O ülkelerin yine başkanı ve yönetimleri var. Yılbaşı itibariyle orta ve üst kademe yöneticisi olarak buradan giden sayımız 50'ye ulaştı. Ülke başkanı olan da var. Bir 10 kişilik talep daha var. Türkiye bu açıdan verimli bir ülke. Ben 3 kere yurtdışına çıktım, 8 yıl. Orta ve üst kademe olarak. Üçüncü görevim Letonya, Estonya bölgesi, Baltık ülkelerinin genel müdürüydüm.

 İzzet Karaca kimdir?
Unilever Türkiye Yönetim Kurulu Başkanı İzzet Karaca, Robert Koleji ve Boğaziçi Üniversitesi'nden mezun oldu. Harvard'ta 'The General Management Program' ve 'Leadership Into Action Program' eğitimi aldı. Koç Holding'de Ar-Ge Proje Müdürlüğü ve Otosan'da Sistem-Organizasyon Daire Müdürlüğü yaptı. 1988'de Unilever Almanya'da kariyerine başladı. Lever EuropeBrüksel / Belçika'da, Lizbon / Portekiz'de ve Lever Europe Mannheim / Almanya'da çalıştı. 1994'te Algida Ticaret Direktörü olarak Türkiye'ye döndü. 1997'de Unilever Baltık Riga / Letonya Genel Müdürlüğü, 1998-2002 arasında Algida Türkiye Genel Müdürlüğü yaptı. 2002'den bu yana Unilever Türkiye, Orta Asya, Kafkasya ve İran'dan sorumlu Yönetim Kurulu Başkanlığı görevini yürütüyor.

 Unilever'in markaları
Unilever Türkiye'nin üç önemli sektörü var: Günlük hijyen, beslenme ve kişisel bakım.
GIDA VE DONDURMA MARKALARI:
-  Algida (Cornetto, Magnum, Max ve Carte d'Or)
-  Ben & Jerry's
-  Becel
-  Calve (Ketçap ve Hardal)
-  Knorr
-  Lipton
-  Sana
EV VE KİŞİSEL BAKIM MARKALARI
-  Cif
-  Domestos
-  Omo
-  Rinso
-  Yumoş
-  Axe
-  Clear
-  Dove
-  Elidor
-  Lux
-  Rexona
-  Signal

 Unilever'in Türkiye'de ilkleri
-  Sana - 1953 ilk margarin
-  Omo - 1966 ilk markalı deterjan
-  Lipton - 1984 çayda ilk özel yatırım
-  Cif - 1984 ev temizliğine yönelik ilk krem deterjan
-  Clear - 1986 ilk kepeği önleyen şampuan
-  Dove - 1993 nemlendiricili ilk sabun

Hanımlar çamaşırı biriktirip yıkıyor
Krizle ilgili durum nedir, etkileniyor musunuz?

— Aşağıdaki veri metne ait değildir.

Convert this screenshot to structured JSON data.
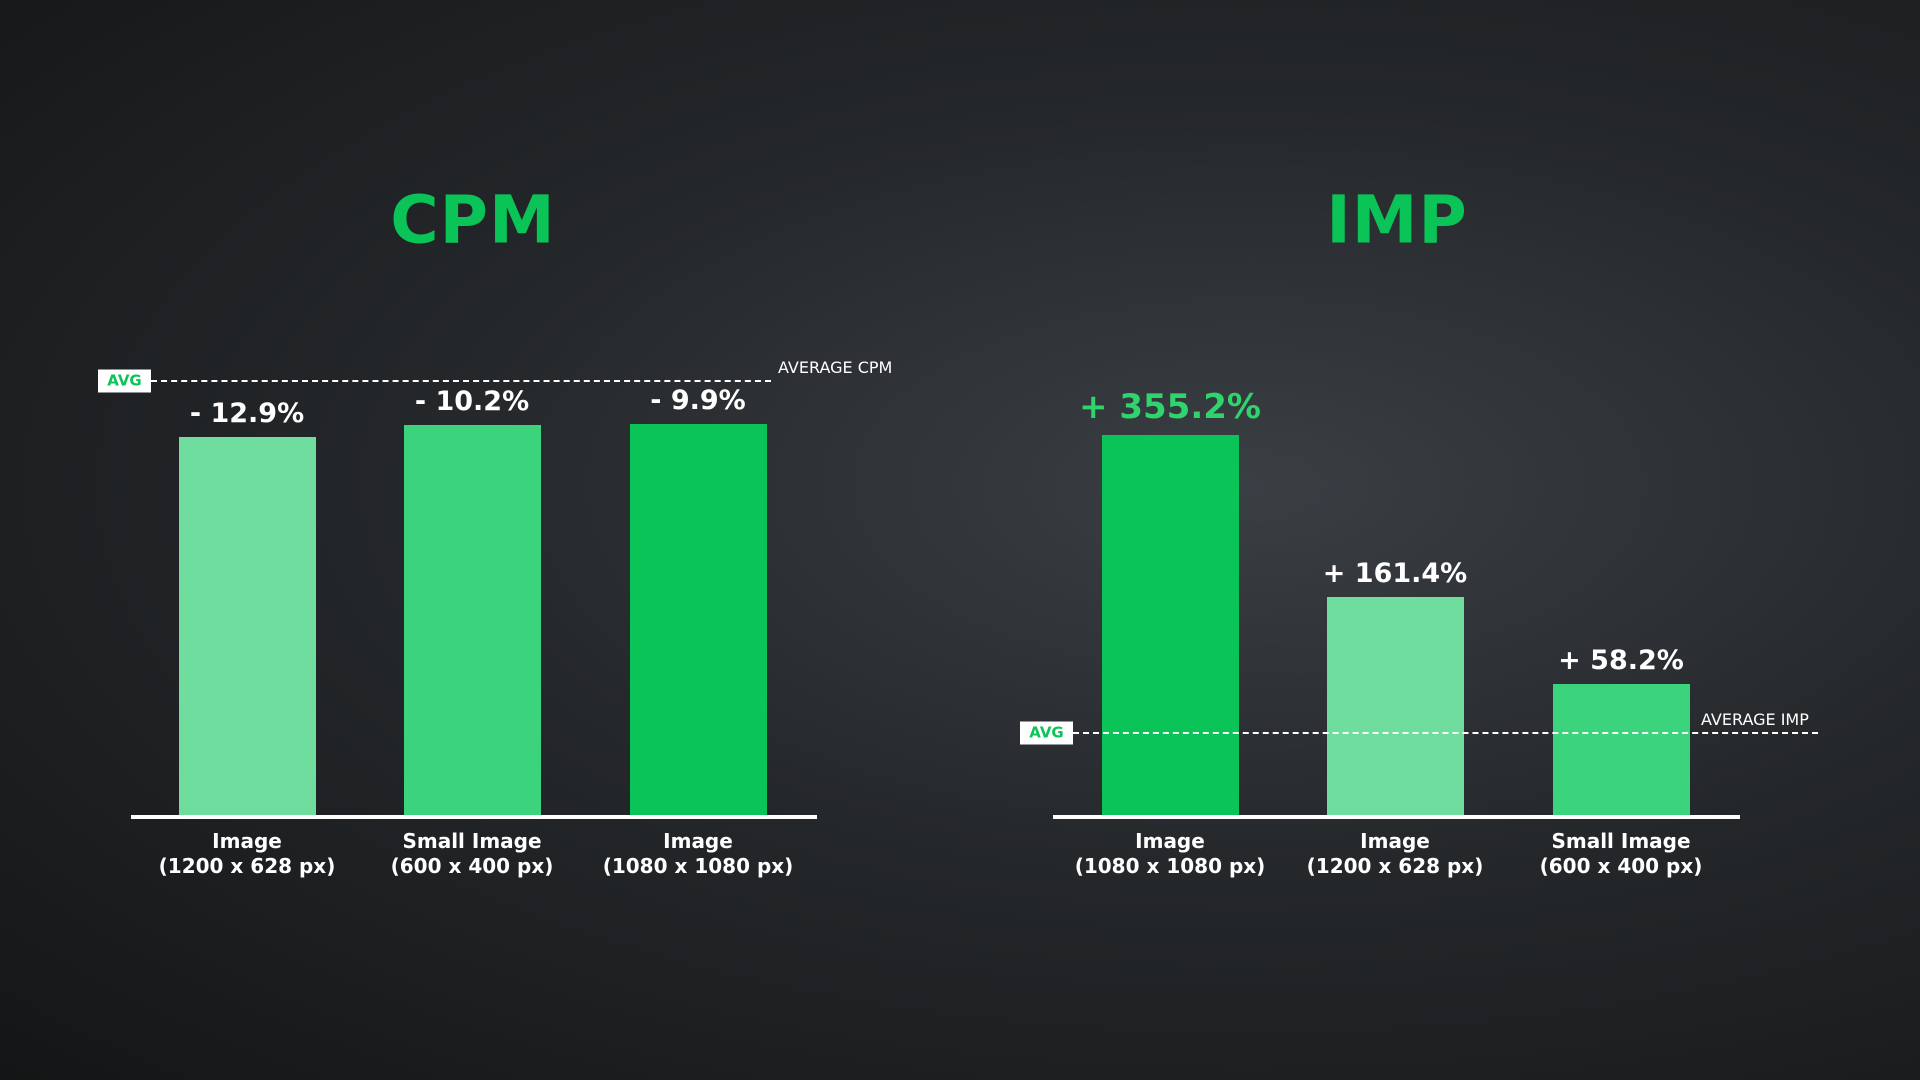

Gıdada bir şey görmüyoruz ama kozmetikte biraz düşme var. Kriz çok konuşuluyor. Yadsımak değil ama bardağın dolu tarafını görmeliyiz. Fırsata çevirmek mümkün. Fırsatçılıktan bahsetmiyorum. Türkiye'nin geleceği açısından önemli işler yapılabilir ve tam zamanı. Ara malları konusu, turizm hamlesi...
Bizim sektör otomotiv veya tekstil gibi bir anda etkilenmez. Bize 6-9 ay gecikmeli gelir ve dozu düşük olur. Bizim için en önemli gösterge alışveriş sepetidir. Gıda büyüme temposu devam ediyor. Temizlik malzemelerinde biraz daha az kullanma reaksiyonu var. Hanımlar biriktirip yıkıyorlar çamaşırı. Tüketicimiz daha alt markalara geçiyor.

Cari fiyatlarla hızlı tüketim sektöründe toplam yüzde 12'lik büyüme var. Yüzde 10'u enflasyon dersek, yüzde 2-3'lük reel büyüme var.
Kur farklarından dolayı kâr kayıplarının sineye çekilmesi gerekecek. Maliyet artışlarını, dayanabildiğimiz kadar fiyatlara yansıtmamaya gayret ediyoruz. Tasarruf gayretimiz var ama çalışan tasarrufundan bahsetmiyorum.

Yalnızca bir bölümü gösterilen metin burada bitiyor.